It is as far from the Czech Republic as Amsterdam or Brussels. It boasts the nickname "Paris of the East." Due to its wildness, many compare it to Berlin at night.

The talk is about the capital of Serbia - Belgrade.

Origin of Its Name

With an area of 360 square kilometers and a population exceeding 1.3 million, Belgrade is the largest city in Serbia.

Its significance also played a role from 1918 to 1941 when it was the capital of the Kingdom of Serbs, Croats, and Slovenes.

It maintained its status during the existence of former Yugoslavia from 1945 to 1992. The name of the city is also close to the Czech language, so it's not surprising that Belgrade literally means "White City."

The name first appears in the year 878 AD when the Pope wrote a letter to the Bulgarian Tsar Boris. Belgrade evidently got its name from the white sandstone fortifications that carefully surrounded the city in the past.

History of Belgrade

Because Belgrade is located at the confluence of two important rivers, the Danube and Sava, it had its key role already during the time of the Celts, who built a settlement here.

The Romans later named it Singidunum and significantly expanded the city to anchor their river fleet.

In the sixth century, Belgrade became part of the Byzantine Empire until it was eventually occupied by the Slavs.

Places to Visit

Belgrade is a city with unforgettable architecture, both historical and relatively modern.

We have three tips for places you should definitely visit when you find yourself in Belgrade.

  • Belgrade Fortress

    One of the oldest landmarks in Belgrade dates back to the 2nd century AD, built by the ancient Romans.

    You will find the original Roman well, Turkish baths, bastion buildings, towers, and gates.

  • Jevremovac Botanical Garden

    A beautiful botanical garden located in the very center of Belgrade is an oasis in the middle of a busy metropolis. You will find it in the historic district of Stari Grad.

  • Genex Tower

    If you are lovers of functionalism and massive concrete buildings, be sure to visit the Novi Beograd district.

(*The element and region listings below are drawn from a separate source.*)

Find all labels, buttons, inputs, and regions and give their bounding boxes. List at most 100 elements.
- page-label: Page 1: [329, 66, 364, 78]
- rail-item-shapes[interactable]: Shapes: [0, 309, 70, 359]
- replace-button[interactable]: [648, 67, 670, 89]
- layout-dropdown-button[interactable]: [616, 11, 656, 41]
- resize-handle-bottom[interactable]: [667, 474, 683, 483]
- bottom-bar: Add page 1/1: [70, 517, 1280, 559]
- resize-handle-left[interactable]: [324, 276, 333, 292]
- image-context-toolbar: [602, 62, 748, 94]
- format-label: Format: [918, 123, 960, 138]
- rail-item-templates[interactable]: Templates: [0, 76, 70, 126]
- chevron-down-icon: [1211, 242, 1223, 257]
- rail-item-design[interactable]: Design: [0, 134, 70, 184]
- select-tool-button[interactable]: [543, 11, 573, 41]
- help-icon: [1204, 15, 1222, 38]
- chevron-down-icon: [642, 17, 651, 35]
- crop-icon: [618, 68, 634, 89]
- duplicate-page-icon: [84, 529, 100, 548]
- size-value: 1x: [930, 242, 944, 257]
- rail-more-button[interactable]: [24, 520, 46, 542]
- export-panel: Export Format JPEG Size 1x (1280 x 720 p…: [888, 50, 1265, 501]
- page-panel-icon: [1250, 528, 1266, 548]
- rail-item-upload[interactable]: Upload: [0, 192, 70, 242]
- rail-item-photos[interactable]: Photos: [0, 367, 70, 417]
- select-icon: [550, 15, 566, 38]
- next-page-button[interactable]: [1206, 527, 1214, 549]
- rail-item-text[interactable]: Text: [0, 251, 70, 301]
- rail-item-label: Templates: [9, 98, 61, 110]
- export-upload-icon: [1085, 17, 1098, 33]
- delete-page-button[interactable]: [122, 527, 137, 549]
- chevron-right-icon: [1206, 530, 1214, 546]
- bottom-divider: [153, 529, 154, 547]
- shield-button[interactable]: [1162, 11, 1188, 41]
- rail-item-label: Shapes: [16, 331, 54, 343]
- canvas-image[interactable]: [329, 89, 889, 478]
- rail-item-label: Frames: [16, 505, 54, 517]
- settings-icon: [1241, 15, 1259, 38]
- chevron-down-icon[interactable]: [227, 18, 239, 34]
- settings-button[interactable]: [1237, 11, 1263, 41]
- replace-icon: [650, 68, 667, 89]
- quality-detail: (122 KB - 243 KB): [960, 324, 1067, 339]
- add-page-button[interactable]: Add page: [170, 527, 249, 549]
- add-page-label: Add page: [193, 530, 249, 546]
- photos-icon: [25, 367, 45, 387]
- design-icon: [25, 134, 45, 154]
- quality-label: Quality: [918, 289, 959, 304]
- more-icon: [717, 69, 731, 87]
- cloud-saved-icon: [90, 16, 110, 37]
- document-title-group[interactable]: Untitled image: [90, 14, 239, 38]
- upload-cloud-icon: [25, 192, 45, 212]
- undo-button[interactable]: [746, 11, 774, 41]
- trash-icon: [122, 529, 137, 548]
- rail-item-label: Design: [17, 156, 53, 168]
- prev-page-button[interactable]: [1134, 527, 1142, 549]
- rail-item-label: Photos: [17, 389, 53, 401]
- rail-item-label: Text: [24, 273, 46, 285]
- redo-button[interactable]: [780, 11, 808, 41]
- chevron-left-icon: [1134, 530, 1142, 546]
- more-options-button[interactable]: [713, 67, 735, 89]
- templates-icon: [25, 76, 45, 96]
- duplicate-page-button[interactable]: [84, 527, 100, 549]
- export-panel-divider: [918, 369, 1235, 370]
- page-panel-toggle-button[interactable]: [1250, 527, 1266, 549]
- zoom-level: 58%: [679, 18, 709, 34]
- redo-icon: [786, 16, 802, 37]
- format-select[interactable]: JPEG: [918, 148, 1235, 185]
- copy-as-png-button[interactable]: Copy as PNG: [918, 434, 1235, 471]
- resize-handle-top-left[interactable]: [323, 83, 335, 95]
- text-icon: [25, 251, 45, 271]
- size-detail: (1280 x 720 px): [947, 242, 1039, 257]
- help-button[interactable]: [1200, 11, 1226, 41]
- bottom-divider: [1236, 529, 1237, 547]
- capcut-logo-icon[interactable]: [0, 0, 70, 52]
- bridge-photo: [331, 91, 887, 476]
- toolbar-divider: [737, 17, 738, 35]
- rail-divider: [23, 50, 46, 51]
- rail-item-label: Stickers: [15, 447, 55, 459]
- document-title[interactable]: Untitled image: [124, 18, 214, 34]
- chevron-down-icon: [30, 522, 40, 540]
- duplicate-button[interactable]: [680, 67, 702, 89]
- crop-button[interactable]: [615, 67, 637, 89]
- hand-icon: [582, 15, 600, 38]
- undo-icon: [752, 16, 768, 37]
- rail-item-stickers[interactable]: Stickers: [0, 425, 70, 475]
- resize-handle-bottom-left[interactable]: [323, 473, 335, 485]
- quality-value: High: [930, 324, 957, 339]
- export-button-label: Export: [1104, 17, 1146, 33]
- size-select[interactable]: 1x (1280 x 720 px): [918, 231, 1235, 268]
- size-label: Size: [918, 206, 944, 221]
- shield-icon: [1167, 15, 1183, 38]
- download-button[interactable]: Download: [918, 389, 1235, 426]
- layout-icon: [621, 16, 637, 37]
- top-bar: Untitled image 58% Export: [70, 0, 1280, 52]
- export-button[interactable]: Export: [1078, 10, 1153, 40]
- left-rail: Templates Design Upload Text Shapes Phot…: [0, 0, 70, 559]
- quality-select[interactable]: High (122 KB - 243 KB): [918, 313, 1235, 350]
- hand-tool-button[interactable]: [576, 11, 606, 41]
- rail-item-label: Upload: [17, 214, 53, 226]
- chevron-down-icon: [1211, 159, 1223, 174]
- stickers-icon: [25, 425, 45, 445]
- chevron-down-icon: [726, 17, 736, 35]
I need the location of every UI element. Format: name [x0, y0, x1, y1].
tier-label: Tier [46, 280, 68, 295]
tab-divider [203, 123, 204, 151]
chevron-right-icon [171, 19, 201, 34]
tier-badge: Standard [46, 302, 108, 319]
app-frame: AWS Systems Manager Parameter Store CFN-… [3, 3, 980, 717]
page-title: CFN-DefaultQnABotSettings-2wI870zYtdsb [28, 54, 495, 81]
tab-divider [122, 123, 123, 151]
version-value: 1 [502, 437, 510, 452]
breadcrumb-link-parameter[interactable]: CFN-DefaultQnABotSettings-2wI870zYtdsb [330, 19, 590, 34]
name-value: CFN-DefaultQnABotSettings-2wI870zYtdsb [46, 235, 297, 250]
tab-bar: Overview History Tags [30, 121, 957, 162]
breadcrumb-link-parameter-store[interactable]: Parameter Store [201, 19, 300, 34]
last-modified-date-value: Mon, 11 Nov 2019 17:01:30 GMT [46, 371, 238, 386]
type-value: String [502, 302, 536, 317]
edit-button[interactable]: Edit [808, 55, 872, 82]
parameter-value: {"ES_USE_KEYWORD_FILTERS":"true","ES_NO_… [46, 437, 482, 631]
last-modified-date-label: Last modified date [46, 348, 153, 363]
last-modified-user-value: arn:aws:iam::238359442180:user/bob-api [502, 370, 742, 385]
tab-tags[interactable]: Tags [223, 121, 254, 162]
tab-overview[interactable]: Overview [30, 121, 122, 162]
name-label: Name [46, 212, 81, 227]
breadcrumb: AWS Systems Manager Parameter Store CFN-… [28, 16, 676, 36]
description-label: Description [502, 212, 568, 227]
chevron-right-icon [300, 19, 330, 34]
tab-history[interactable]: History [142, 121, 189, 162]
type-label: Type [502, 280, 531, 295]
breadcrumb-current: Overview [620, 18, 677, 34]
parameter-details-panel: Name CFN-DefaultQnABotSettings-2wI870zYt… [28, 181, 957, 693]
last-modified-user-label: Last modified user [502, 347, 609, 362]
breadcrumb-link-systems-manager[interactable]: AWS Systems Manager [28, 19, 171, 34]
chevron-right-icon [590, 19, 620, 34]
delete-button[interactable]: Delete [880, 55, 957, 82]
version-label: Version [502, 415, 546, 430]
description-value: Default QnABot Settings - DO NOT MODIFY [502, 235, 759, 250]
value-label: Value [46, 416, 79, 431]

    Among tons of reinforced concrete, you will find the giant, 119-meter-high double skyscraper Genex Tower, whose towers are connected by a bridge at the top. It is possible to rent accommodation here.

What About Ecology?

Did you know that one of the main obstacles to Serbia's entry into the European Union is its ecological balance? About a third of Belgrade's population still does not have access to public sewage.

The capital does not have a wastewater treatment plant, and all polluted water is discharged directly into the Danube. This amounts to more than 200 million cubic meters annually.